The Oregon Public Utility Commission "generally believes that lower rates are beneficial for customers and this is a positive development," said Commissioner Stephen Bloom, another joint board member: "I am looking forward to the first Joint Board meeting with Commissioner O’Rielly this summer at NARUC’s meeting in San Diego, where I anticipate robust discussions on the USF contribution rate."
Gregg said timing accounted for the "big disparity" between USAC's projections of E-rate demand.
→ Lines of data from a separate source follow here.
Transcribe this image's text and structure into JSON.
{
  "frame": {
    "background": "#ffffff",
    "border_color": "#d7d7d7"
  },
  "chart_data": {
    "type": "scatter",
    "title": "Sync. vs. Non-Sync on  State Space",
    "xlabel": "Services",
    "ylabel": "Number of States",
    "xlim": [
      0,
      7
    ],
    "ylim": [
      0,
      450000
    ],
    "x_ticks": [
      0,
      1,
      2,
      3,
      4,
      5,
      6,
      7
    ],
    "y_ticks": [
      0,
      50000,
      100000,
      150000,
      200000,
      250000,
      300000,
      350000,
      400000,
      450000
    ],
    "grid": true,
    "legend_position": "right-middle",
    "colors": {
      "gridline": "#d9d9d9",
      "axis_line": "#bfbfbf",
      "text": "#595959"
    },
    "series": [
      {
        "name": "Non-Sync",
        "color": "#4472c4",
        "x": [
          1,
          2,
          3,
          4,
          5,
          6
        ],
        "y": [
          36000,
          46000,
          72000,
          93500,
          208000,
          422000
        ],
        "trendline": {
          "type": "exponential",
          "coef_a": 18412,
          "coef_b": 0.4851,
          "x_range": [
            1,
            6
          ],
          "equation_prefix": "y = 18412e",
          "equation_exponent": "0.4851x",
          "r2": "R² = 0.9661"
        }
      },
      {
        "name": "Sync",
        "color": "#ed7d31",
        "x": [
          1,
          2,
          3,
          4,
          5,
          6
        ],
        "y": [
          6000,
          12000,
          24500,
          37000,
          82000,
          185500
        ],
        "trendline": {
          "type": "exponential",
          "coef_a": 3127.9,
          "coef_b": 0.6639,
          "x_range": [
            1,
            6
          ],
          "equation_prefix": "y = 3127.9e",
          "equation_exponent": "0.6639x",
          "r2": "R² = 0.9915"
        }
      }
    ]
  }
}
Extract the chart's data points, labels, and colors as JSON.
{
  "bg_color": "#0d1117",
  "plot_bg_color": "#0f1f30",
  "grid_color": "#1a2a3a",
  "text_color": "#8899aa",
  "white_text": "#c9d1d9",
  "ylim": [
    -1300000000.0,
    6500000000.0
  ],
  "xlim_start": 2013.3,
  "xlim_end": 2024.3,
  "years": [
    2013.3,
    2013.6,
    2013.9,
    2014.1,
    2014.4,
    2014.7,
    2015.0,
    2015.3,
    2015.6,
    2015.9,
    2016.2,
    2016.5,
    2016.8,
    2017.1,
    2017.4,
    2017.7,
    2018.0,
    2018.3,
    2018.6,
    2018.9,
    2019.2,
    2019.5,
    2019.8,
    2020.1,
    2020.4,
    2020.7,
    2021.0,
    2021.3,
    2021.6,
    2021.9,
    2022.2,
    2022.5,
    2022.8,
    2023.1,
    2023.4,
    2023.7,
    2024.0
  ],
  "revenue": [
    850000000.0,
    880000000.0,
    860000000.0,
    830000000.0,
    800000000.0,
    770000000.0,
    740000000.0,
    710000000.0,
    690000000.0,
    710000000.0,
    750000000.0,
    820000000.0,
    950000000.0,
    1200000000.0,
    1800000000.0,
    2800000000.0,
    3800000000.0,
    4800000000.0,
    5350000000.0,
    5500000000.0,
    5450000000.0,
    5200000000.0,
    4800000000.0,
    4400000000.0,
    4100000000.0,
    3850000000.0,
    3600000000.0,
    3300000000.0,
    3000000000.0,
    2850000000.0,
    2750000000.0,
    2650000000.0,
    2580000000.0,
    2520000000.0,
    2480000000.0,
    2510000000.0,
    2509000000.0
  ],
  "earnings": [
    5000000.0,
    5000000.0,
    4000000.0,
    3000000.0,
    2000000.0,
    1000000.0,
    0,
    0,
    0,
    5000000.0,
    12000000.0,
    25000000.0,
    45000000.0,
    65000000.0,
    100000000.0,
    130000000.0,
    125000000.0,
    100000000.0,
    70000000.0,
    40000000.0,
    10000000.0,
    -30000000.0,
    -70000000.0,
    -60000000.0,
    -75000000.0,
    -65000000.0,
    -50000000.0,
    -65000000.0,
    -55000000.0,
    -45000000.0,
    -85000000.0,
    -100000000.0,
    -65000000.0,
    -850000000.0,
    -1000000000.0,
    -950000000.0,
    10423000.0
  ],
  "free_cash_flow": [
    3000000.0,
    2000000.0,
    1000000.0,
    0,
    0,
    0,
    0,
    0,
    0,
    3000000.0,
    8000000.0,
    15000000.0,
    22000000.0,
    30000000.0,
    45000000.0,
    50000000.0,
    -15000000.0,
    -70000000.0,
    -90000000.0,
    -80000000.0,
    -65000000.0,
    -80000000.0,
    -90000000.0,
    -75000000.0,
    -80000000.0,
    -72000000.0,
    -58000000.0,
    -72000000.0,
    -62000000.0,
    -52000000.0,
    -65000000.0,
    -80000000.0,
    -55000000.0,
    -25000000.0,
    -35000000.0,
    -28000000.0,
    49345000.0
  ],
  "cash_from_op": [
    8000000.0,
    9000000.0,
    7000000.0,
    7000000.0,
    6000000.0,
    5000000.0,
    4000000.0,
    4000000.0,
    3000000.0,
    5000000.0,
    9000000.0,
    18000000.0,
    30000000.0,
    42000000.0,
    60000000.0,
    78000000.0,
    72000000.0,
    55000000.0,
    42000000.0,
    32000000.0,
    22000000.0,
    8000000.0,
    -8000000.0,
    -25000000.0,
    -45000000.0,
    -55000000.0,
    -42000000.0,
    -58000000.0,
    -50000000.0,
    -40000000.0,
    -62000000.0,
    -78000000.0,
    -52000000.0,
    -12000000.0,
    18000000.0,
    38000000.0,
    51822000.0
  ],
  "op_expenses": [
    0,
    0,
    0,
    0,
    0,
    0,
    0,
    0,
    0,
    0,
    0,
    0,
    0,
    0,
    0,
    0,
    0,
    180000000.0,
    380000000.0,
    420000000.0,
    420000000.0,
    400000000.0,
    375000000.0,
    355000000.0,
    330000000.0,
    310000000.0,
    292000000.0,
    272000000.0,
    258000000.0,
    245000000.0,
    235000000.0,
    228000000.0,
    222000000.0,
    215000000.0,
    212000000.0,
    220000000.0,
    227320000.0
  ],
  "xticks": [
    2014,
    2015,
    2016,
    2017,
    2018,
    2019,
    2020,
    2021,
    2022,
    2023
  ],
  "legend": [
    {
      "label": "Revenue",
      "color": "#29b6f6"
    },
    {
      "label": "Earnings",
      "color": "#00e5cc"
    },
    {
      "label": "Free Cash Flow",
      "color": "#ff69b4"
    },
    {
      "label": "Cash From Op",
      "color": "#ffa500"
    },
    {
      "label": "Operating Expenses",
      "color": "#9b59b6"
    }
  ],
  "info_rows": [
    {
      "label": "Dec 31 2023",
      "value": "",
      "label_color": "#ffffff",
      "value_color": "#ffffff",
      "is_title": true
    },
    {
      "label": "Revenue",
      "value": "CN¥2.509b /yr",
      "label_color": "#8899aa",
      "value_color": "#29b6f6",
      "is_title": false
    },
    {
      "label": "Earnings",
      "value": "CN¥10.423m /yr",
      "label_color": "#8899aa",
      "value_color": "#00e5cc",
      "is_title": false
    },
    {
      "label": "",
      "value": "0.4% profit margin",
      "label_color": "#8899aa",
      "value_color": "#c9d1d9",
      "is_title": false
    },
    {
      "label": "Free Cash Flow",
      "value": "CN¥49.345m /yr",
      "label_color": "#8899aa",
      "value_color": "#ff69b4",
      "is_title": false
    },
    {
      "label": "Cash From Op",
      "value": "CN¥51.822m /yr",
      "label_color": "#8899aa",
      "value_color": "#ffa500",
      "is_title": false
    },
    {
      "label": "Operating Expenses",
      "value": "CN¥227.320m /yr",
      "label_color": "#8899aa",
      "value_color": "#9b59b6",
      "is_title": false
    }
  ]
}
Since the school and library fund (SLF) application window "didn’t close until after USAC was required to file its projections with the FCC, it had no choice but to make the most conservative projection possible, and that was that SLF demand for FY2017 would equal the cap, $3.99 billion," he emailed Friday. "When the actual demand from all applications came in about $800 million less than the cap, that required USAC to adjust the projections to incorporate this lower figure."
"The problem I found with the original filing was the explanation for the derivation of the SLF demand was unclear," the consultant said: USAC "should have just explained that because total FY2017 SLF demand was unknown at the time of the filing, they were assuming that demand would equal the cap. If actual SLF demand exceeded the cap, then demand projections would still be based on the cap; if actual demand ended up being less than the cap, then a subsequent revision would be made."